- Wirtschaft und Umwelt
- Treibstoff HVO
Des Biodiesels angeblich reine Klimaseele
Lobbyismus-Verdacht wirft Schatten auf neuen Treibstoff HVO
Bilder sagen mehr als tausend Worte. Daran dachten sicher die Leute, die Ende Mai zur Freigabe sogenannter Dieselreinkraftstoffe für die passenden Symbolfotos sorgten. Auf vielen Illustrationen sind zwei bauchige Flaschen zu sehen: Eine ist mit gelbem, fossilem Diesel gefüllt, die andere mit einer klaren Flüssigkeit, dem neuen HVO-100-Diesel. Weil HVO (Abkürzung für: hydrotreated vegetable oil) aus Altspeiseölen oder Fettresten hergestellt werden kann, wurde das Foto mit der Schlagzeile garniert: »Tanken mit Frittenfett«.
Wirklich neu ist der »Bio«-Diesel aus Speiseöl und -fett nicht. Seit Jahren kann HVO herkömmlichem Diesel beigemischt werden – bis zu einem Anteil von 26 Prozent. Real lag der Anteil im Schnitt aber nur bei zwei Prozent. Neu ist seit Mai lediglich, dass HVO 100 auch in Reinform getankt werden kann.
Es dauerte keinen Monat, bis das Marketing-Bild vom klaren und »reinen« Biodiesel erschüttert wurde. Das Emissions-Kontroll-Institut der Deutschen Umwelthilfe hatte den Schadstoffausstoß eines Diesel-Pkw mit der gängigen Euro-5-Abgasnorm gemessen, der HVO 100 verbrannte. Das Resultat: Die Stickoxid-Emissionen waren 20 Prozent höher als die von konventionellem Diesel, der Kraftstoff ist also noch gesundheitsschädlicher.
Mit unserem wöchentlichen Newsletter nd.DieWoche schauen Sie auf die wichtigsten Themen der Woche und lesen die Highlights unserer Samstagsausgabe bereits am Freitag. Hier das kostenlose Abo holen.

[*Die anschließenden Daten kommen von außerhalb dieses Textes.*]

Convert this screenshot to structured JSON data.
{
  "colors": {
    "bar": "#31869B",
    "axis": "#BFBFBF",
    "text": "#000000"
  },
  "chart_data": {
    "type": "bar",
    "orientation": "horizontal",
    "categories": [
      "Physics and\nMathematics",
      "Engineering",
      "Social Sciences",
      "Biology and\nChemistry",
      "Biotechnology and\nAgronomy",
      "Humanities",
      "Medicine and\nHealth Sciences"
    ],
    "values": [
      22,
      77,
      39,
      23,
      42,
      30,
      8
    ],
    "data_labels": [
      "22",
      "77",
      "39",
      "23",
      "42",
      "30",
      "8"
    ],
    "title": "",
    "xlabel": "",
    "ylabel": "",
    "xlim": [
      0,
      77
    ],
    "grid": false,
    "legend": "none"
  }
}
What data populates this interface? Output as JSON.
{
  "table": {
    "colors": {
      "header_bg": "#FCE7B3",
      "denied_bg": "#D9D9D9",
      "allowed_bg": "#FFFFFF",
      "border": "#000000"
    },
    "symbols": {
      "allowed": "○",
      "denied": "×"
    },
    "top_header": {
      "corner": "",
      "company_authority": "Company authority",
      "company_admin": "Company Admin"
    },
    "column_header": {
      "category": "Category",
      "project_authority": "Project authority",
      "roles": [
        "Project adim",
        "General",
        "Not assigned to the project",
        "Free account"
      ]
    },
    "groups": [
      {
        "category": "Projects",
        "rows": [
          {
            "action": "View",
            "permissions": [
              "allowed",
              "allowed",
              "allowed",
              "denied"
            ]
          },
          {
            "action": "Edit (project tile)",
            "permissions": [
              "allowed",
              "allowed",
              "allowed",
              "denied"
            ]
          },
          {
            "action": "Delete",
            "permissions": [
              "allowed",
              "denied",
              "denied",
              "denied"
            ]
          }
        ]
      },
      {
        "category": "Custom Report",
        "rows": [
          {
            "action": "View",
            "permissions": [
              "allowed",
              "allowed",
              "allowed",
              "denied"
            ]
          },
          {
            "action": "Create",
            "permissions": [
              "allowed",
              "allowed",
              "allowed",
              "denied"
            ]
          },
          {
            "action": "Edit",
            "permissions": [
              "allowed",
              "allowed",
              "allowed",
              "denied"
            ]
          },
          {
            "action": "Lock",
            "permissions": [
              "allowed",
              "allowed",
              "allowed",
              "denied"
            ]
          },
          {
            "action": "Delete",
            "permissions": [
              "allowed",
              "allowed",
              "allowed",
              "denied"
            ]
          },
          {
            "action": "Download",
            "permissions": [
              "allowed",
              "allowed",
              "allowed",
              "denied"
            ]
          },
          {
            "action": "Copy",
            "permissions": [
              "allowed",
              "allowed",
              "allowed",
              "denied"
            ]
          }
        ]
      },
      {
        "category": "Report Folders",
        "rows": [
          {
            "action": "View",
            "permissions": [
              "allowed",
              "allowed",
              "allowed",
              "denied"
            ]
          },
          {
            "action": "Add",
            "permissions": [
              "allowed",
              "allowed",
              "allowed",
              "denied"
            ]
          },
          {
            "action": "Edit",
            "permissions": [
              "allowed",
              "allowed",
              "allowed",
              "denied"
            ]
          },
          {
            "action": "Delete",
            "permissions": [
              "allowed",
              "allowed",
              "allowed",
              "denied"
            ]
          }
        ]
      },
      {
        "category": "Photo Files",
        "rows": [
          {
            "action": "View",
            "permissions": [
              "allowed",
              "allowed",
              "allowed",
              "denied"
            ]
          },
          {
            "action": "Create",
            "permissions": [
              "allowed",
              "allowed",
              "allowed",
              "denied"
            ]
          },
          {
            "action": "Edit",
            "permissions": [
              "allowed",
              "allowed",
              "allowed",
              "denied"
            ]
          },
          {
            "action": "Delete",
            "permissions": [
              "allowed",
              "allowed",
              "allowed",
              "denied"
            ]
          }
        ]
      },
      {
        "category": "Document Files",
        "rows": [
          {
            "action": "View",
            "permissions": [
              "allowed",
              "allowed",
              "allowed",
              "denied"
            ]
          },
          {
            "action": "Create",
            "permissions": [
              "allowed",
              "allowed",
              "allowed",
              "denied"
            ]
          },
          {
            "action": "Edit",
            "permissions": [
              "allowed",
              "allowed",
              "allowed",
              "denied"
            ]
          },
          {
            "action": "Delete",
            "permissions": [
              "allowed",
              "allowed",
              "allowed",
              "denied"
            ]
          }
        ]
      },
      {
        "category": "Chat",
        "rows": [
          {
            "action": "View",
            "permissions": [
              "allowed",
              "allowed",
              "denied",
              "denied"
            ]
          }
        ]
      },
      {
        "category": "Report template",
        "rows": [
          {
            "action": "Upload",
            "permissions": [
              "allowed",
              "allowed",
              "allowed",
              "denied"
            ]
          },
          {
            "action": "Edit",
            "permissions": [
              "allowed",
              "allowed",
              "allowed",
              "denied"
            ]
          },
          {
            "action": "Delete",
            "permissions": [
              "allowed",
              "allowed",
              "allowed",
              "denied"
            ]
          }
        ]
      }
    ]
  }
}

Für besonders problematisch hält Institutsleiter Axel Friedrich: Mit HVO 100 steigt auch der Ausstoß ultrafeiner Partikel an. »Diese sind besonders schädlich für die Gesundheit, weil sie tief in den Körper bis in die Blutbahnen eindringen«, erklärte der Chemiker.

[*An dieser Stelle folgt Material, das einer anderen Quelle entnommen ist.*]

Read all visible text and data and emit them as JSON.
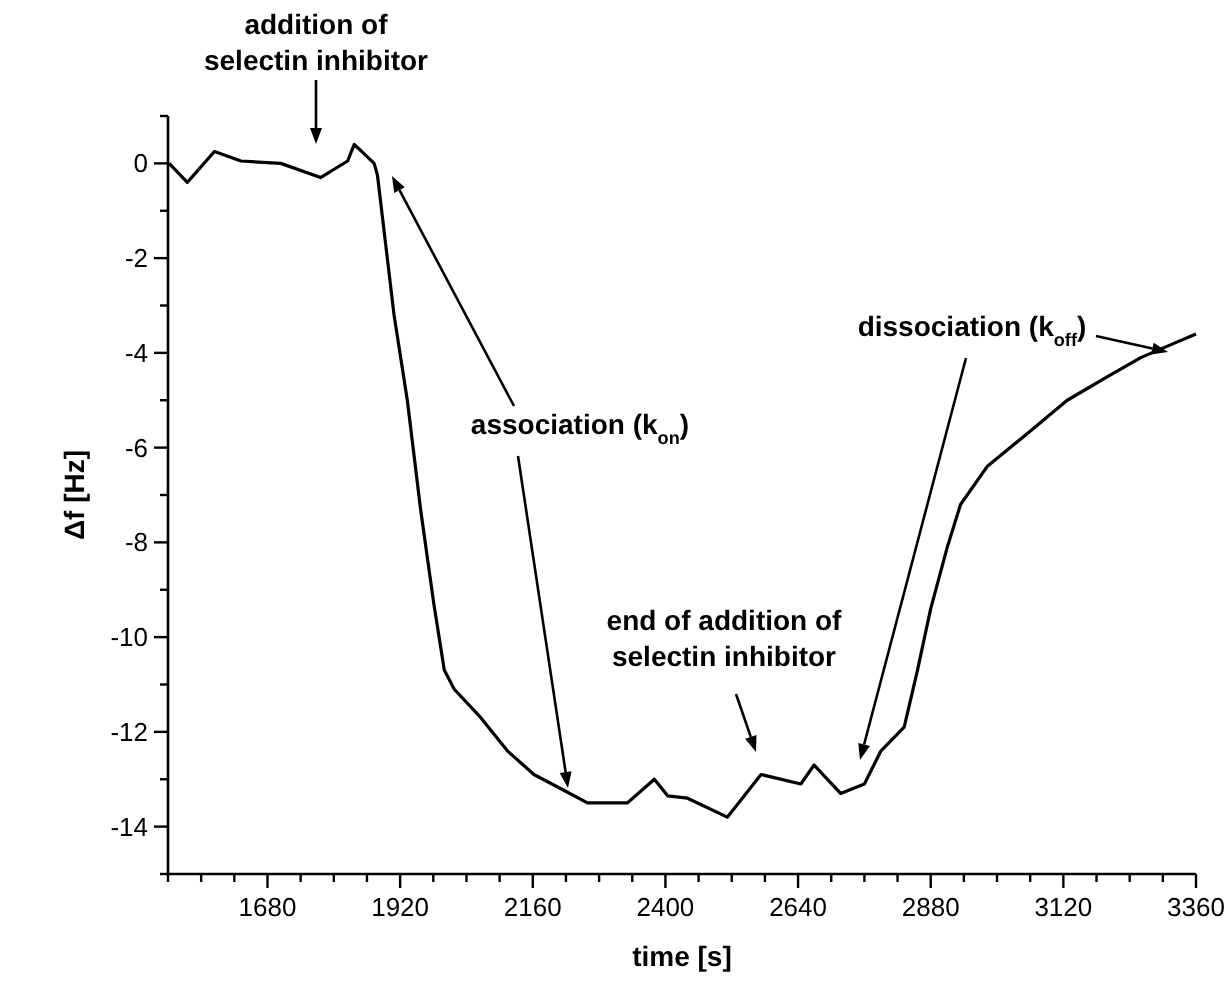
{
  "chart_data": {
    "type": "line",
    "xlabel": "time [s]",
    "ylabel": "Δf [Hz]",
    "xlim": [
      1500,
      3360
    ],
    "ylim": [
      -15,
      1
    ],
    "xticks": [
      {
        "value": 1500,
        "label": null
      },
      {
        "value": 1560,
        "label": null
      },
      {
        "value": 1620,
        "label": null
      },
      1680,
      {
        "value": 1740,
        "label": null
      },
      {
        "value": 1800,
        "label": null
      },
      {
        "value": 1860,
        "label": null
      },
      1920,
      {
        "value": 1980,
        "label": null
      },
      {
        "value": 2040,
        "label": null
      },
      {
        "value": 2100,
        "label": null
      },
      2160,
      {
        "value": 2220,
        "label": null
      },
      {
        "value": 2280,
        "label": null
      },
      {
        "value": 2340,
        "label": null
      },
      2400,
      {
        "value": 2460,
        "label": null
      },
      {
        "value": 2520,
        "label": null
      },
      {
        "value": 2580,
        "label": null
      },
      2640,
      {
        "value": 2700,
        "label": null
      },
      {
        "value": 2760,
        "label": null
      },
      {
        "value": 2820,
        "label": null
      },
      2880,
      {
        "value": 2940,
        "label": null
      },
      {
        "value": 3000,
        "label": null
      },
      {
        "value": 3060,
        "label": null
      },
      3120,
      {
        "value": 3180,
        "label": null
      },
      {
        "value": 3240,
        "label": null
      },
      {
        "value": 3300,
        "label": null
      },
      3360
    ],
    "yticks": [
      {
        "value": -15,
        "label": null
      },
      -14,
      {
        "value": -13,
        "label": null
      },
      -12,
      {
        "value": -11,
        "label": null
      },
      -10,
      {
        "value": -9,
        "label": null
      },
      -8,
      {
        "value": -7,
        "label": null
      },
      -6,
      {
        "value": -5,
        "label": null
      },
      -4,
      {
        "value": -3,
        "label": null
      },
      -2,
      {
        "value": -1,
        "label": null
      },
      0,
      {
        "value": 1,
        "label": null
      }
    ],
    "grid": false,
    "marker": "none",
    "line_style": "solid",
    "series": [
      {
        "color": "#000000",
        "x": [
          1502,
          1535,
          1584,
          1632,
          1704,
          1776,
          1825,
          1837,
          1873,
          1879,
          1909,
          1933,
          1957,
          1981,
          2000,
          2018,
          2066,
          2114,
          2162,
          2211,
          2259,
          2331,
          2380,
          2404,
          2440,
          2512,
          2573,
          2645,
          2669,
          2717,
          2760,
          2790,
          2832,
          2856,
          2880,
          2910,
          2934,
          2982,
          3055,
          3127,
          3200,
          3260,
          3320,
          3360
        ],
        "values": [
          0,
          -0.4,
          0.25,
          0.05,
          0,
          -0.3,
          0.05,
          0.4,
          0,
          -0.25,
          -3.2,
          -5,
          -7.3,
          -9.3,
          -10.7,
          -11.1,
          -11.7,
          -12.4,
          -12.9,
          -13.2,
          -13.5,
          -13.5,
          -13,
          -13.35,
          -13.4,
          -13.8,
          -12.9,
          -13.1,
          -12.7,
          -13.3,
          -13.1,
          -12.4,
          -11.9,
          -10.7,
          -9.4,
          -8.1,
          -7.2,
          -6.4,
          -5.7,
          -5,
          -4.5,
          -4.1,
          -3.8,
          -3.6
        ]
      }
    ],
    "annotations": [
      "addition of\nselectin inhibitor",
      "association (k$_{on}$)",
      "end of addition of\nselectin inhibitor",
      "dissociation (k$_{off}$)"
    ]
  }
}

Dagegen verweist der Autoclub ADAC auf eigene Messungen, laut denen die geltenden Grenzwerte sowohl bei Rußpartikeln als auch bei Stickoxiden eingehalten werden – sie würden sogar um bis zu 97 beziehungsweise 78 Prozent unterschritten. Im Vergleich zum konventionellen Diesel seien dies lediglich leicht erhöhte Werte. Mit ihrer Kritik zerrede die Umwelthilfe die Chancen für einen klimafreundlichen Verkehr, kritisiert der Autoclub.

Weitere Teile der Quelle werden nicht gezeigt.